Was dabei zu tun ist:
- Zwölf Monate Kontoauszüge und Kartenabrechnungen durchgehen
- Jedes wiederkehrende Abo auf Jahreskosten umrechnen
- Pro Abo fragen: in den letzten drei Monaten benutzt?
- Bei allem, was bleibt: gibt es einen günstigeren Tarif oder einen Familientarif?
- Letzte Kündigungstermine für das kommende Jahr eintragen
Die anlassbezogenen Prüfungen
Diese sind wichtiger als der jährliche Durchgang, weil bei ihnen konkret etwas schiefgehen kann:
Kartenwechsel oder Kartenablauf. Alle Abos umstellen, bevor die alte Karte ungültig wird. Sonst laufen die Verträge weiter, die Belastungen scheitern, und es entstehen Mahnungen.
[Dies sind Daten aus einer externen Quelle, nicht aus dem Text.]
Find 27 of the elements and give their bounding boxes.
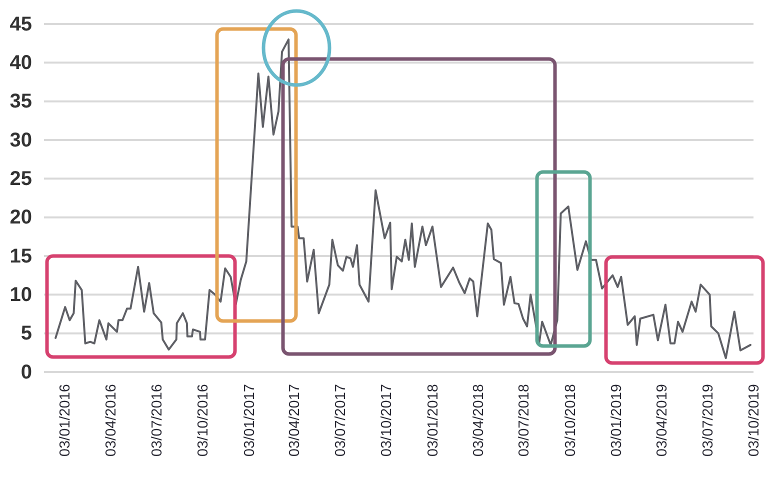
y-tick-label: 40: [10, 52, 32, 74]
x-tick-label: 03/04/2017: [287, 384, 304, 457]
y-tick-label: 25: [10, 168, 32, 190]
x-tick-label: 03/04/2016: [103, 384, 120, 457]
y-tick-label: 0: [20, 361, 32, 384]
x-tick-label: 03/01/2018: [426, 384, 442, 457]
y-tick-label: 45: [10, 13, 32, 36]
x-tick-label: 03/07/2017: [332, 384, 349, 457]
x-tick-label: 03/04/2019: [654, 384, 670, 457]
y-tick-label: 10: [10, 284, 32, 306]
x-tick-label: 03/01/2017: [242, 384, 258, 457]
x-tick-label: 03/10/2019: [746, 384, 763, 457]
y-tick-label: 15: [10, 245, 32, 268]
x-tick-label: 03/07/2019: [700, 384, 716, 457]
y-tick-label: 20: [10, 206, 32, 229]
x-tick-label: 03/10/2018: [562, 384, 579, 457]
x-tick-label: 03/01/2016: [58, 384, 74, 457]
x-tick-label: 03/10/2017: [379, 384, 396, 457]
x-tick-label: 03/07/2016: [149, 384, 166, 457]
line-series: [54, 38, 752, 360]
y-tick-label: 35: [10, 90, 32, 113]
x-tick-label: 03/01/2019: [609, 384, 626, 457]
x-tick-label: 03/10/2016: [196, 384, 212, 457]
y-tick-label: 30: [10, 129, 32, 152]
x-tick-label: 03/07/2018: [516, 384, 533, 457]
x-tick-label: 03/04/2018: [470, 384, 487, 457]
y-tick-label: 5: [20, 322, 32, 345]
Umzug. Ortsgebundene Verträge ummelden oder kündigen — mit dem nötigen Vorlauf. Bei 60 Tagen Frist entscheidet sich das zwei Monate vor dem Termin.
Angekündigte Preiserhöhung. Prüfen, ob ein Sonderkündigungsrecht entsteht. Die Frist ist kurz und beginnt mit der Ankündigung.
Jobwechsel oder Einkommensänderung. Beruflich veranlasste Abos prüfen, Fixkosten anpassen.
Trennung oder Auszug. Zuordnung und Zahlungsmittel klären, bevor jemand auszieht.
Warum ein Rhythmus mehr bringt als eine einmalige Aktion
Abos entstehen einzeln, unauffällig und über das ganze Jahr verteilt. Sie verschwinden nie von selbst. Ohne wiederkehrende Prüfung wächst der Bestand monoton — jede einzelne Entscheidung war vernünftig, die Summe wird es trotzdem nicht.
Der Punkt, an dem eine Übersicht den Unterschied macht
Beim ersten Durchgang ist die Bestandsaufnahme die eigentliche Arbeit. Bei jedem weiteren nicht mehr, sofern die Abos an einem Ort erfasst sind. Der Aufwand fällt einmal an, der Nutzen jährlich.